Sadiq Khan’s rent control policy launch hasn’t exactly been an unmitigated success, it’s already been branded “economically illiterate” by most economists while the London Chamber of Commerce and Industry has dismissed it as a “pre-election populist measure that places blame on landlords but ignores the problems of the London housing market” which will only “reduce the supply of rented housing further over time and raise housing costs in the long run”. Meanwhile Shaun Bailey is actually launching house-building policies instead of just trying to bash landlords…
Sadiq could have saved himself a lot of time and hassle if he’d just read this Treasury report from February 2010, which explains:
“A key factor behind the decline in the private rented sector was the introduction of rent controls during the First World War. Artificially low rents reduced investment in the sector, contributing to a tenure shift to owner-occupation and lower maintenance standards in the stock that remained. The low quality of stock that had resulted from rent controls also deterred many potential tenants.”
“Rent controls had a particularly negative effect impact on both supply and quality of UK rental accommodation over the period to 1988.”

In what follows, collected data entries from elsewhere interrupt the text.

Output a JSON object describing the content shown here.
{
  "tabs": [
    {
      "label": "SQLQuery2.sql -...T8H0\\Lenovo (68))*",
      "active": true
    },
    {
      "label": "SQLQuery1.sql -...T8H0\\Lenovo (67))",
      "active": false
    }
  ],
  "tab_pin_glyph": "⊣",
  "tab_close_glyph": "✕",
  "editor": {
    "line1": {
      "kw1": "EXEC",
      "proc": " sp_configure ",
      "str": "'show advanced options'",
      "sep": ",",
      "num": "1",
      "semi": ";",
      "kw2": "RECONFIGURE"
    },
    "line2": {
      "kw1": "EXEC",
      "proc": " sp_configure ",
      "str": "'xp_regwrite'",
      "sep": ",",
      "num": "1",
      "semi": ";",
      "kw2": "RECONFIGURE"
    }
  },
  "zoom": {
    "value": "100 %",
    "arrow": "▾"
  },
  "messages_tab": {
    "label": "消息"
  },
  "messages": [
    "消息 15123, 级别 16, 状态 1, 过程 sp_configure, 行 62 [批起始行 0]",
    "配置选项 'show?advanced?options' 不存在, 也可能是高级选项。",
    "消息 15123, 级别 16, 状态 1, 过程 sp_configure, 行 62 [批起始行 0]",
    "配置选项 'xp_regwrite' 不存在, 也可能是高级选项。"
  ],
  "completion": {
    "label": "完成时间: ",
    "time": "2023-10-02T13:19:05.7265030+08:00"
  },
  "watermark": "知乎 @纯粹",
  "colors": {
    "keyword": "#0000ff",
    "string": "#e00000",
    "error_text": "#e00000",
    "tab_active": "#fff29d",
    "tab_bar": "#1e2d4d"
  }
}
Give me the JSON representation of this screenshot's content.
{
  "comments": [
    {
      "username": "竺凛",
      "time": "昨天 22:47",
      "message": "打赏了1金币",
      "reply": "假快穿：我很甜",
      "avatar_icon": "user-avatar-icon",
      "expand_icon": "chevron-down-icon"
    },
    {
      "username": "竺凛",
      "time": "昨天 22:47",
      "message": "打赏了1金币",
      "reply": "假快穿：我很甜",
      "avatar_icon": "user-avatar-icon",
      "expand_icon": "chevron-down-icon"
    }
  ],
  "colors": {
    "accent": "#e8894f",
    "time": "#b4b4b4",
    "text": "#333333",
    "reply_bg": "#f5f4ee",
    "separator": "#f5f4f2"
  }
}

“The impact of pre-1988 rent controls was that little new private rental sector stock entered the market, with long-run rates of return being depressed. What stock remained tended to be older than in other tenures, and of lower quality, as the use value of higher quality stock was considerably higher in the owner-occupied sector, resulting in tenure switch. Those who remained often lacked funds (or incentives) for the adequate repair and improvement of properties. Many consider rent control to have been a major factor to the subsequent delay of much of the inner city housing stock.”
Who was a Minister attending Cabinet in the Labour Government which produced the report? Sadiq Khan!